China knows that the Olympic Games will bring great scrutiny this summer, and no more so than when the athletes of the world arrive. Thousands of Westerners will expect to have the same level of communications available to them, and the Beijing government will have to decide whether to suspend its tight control over Internet access. Unlike their citizens, these Western athletes, reporters, and tourists will leave China and tell their stories:
China is debating whether to relax control of the Internet during the Olympics, allowing access to banned websites such as the BBC, a spokeswoman for the organising committee said Tuesday.
Plans to tear down the so-called Great Firewall of China were being debated and a decision was expected soon, said Wang Hui, head of media relations for the organising committee.
“We are studying this now based on suggestions of some journalists and a study of the experiences of other countries, so during the Olympics there may be some changes,” she said. “This is one of the ways the Olympics may promote progress in China.”
China tightly polices cyberspace and Chinese web surfers see a stripped-down version of the Internet minus some news sites such as the BBC and those belonging to human rights groups or any other sites judged subversive by the country’s communist rulers.
The firewall does more than just block the BBC. China uses it to track down subversives who believe in freedom and liberty. Unfortunately, some Western companies assist China in this regard — the same Western companies that helped build the Great Firewall. Google created a separate version of its database for China, only without all of those nasty websites that promote dangerous ideas like democracy and freedom of speech — you know, the ideas that helped create Google in the first place. Yahoo has collaborated with Chinese authorities to prosecute journalists who have bravely tried to promote freedom.
Now, China wants to present itself as a happy nation of people who simply choose to live in ignorance of liberty. It can’t allow Westerners visiting for the next few weeks get 404s when attempting to hit the BBC website and other dangerous sources of real information about the world.
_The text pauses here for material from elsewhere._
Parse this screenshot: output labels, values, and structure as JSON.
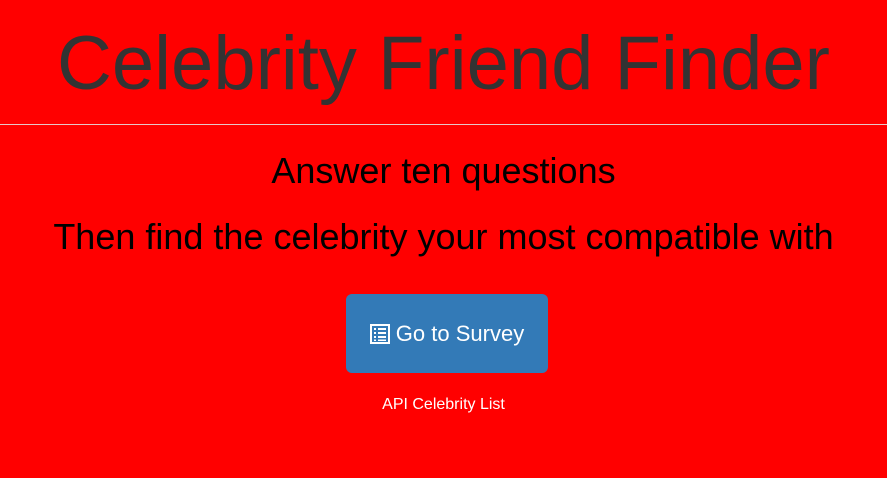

They may — may — have to lower the shields and allow access to the entire Internet for the first time in order to pull off that little masquerade. That will allow them to win a propaganda coup, with Olympics participants and tourists going back to their home countries and telling everyone how remarkably open China has become.
It might give a window for Chinese activists to report other aspects of China’s rule to the world as well. Of course, with a little more Western help, Beijing will be able to track them down again — and maybe the kind and helpful Western companies that helped build the Great Firewall can help create the Tiny Firewall Portal that will keep the rest of the nation locked down during the Games.